Tuesday, 16 October 2018

Where have you been?

Working for money, working for pleasure, getting upset, playing, eating, sleeping.

And having said that, I think I'm in my most creative period for years; at least since I stopped drawing my barbarian comic Talmac in 2011 (I still love some of those pages, and really enjoyed the square format).

 In 2014 and 2016 I posted a few cartoon strips on a tumblr, and then summer of this year, while mowing my parents' lawn, I had a rush of inspiration from something that must have been welling under the surface and scribbled down the beginnings for many more strips. They've kept me going ever since.

I've called the collection Multum in Parvo, and it consists of various different series: The Harveys and Halfknots (social commentary, get it?), Fish in a Suit (political commentary, abstract), A Year in the Life of a Cartoonist (auto-bio only really in a symbolist fashion) and Stripling, probably the one I'm proudest of. It's a strictly formalist, minimalist continuing story of a sapling that I like to term sap opera. There are also various other little topical or silly things that go up there too. I post weekly on a Monday, both on tumblr and twitter, usually in the early evening (UK time).

I love reclaiming old work, that'll be a recurrent theme here. I like re-reading things I've made in the past. My adult work is usually better than I remember it being and my juvenile work, while usually bad, often still has something of interest about it. Emotionally speaking, reclaiming it helps me feel that I didn't ultimately give up on that thing and brings a little peace, while often old work will help me remember who I was at that moment in time and what voice I had. It helps me define where I might be going.

On that note, I've revisited a concept from my first year at uni. It was a project for myself and created with the same seeming ease with which everything seemed to happen in youth. I can only really describe it as "fruit-and-veg noir". I'm writing two short stories set in the same city, and with the same detective character I originally had, and having a whale of a time, honestly.

I'm nearly done with first draft scripts, and I'm already at over 50 pages of comic, so... not as short as I'd hoped, but I'm looking forward to having written it, set it aside and then coming back to see what I've really got there. I'd love to realise it, maybe a self-published print book, but I don't want to get ahead of myself.

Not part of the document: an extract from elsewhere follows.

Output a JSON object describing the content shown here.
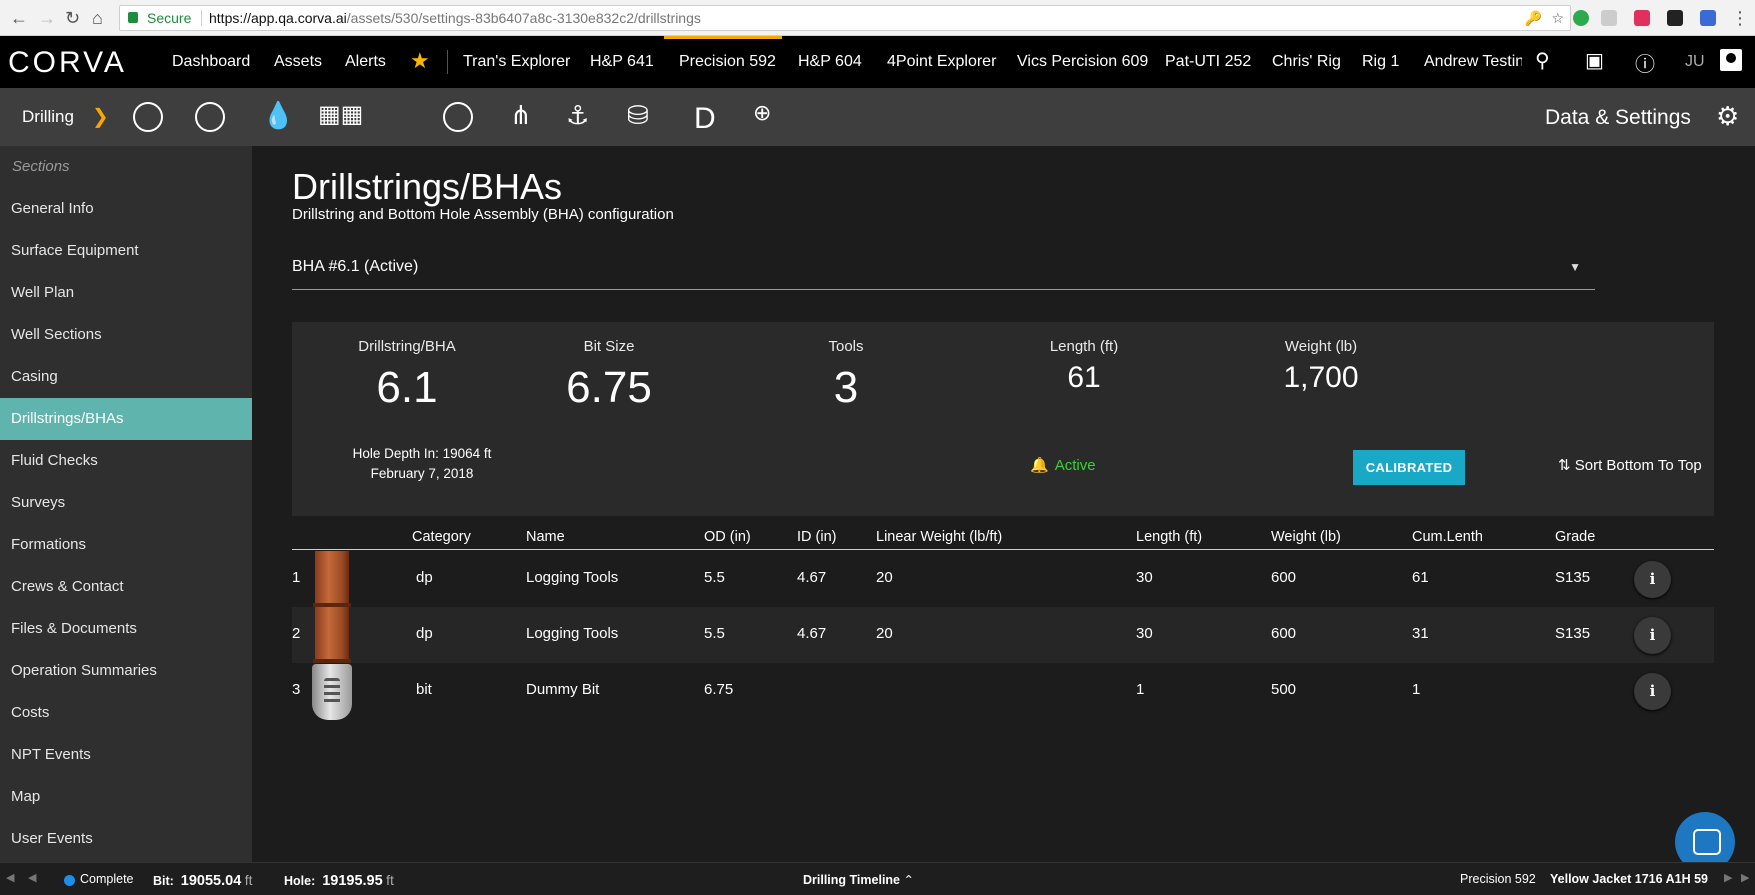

I've also dug out some old cartoons from 1999/2000. I was very young then. They're silly and naive, and I still find them funny. The spirit of them is sound. I realise I'd (again, seemingly without effort) struck on a winning concept for a strip (I did read a lot of them at that age); one that's simple to draw, with defined characters and setting that are still flexible enough to go off in all sorts of interesting directions. My mind's been flooding with ideas for more of them. What's fascinating is that I just drew them in pen straight away, mind to paper, and numbered and dated each one so I can see that I'd do them in batches each day and quickly accumulate a body of work. I'd like to work like that again. They'll probably be appearing online soon in some form.

I think one of the reasons for my new burst of creativity (and renewed vigour?) is a decrease in paid work from April of this year. I've had more time to try out creative projects for one thing, but for another I think rebalancing what I do has adjusted my priorities away from a job I probably don't enjoy all that much any more. I hope to make more art generally, comics specifically, and to make more of them. Currently I have a digital tips jar at ko-fi and I'm looking at more ways to make a living with art and make more art.

I haven't even mentioned Totopolis yet, which I was working on Jan-Mar this year. I'll come back to that another time, but drop in a sneaky panel:

Oh, and what planet have you visited most recently? Mine's Delirius, and it was worth the diseases.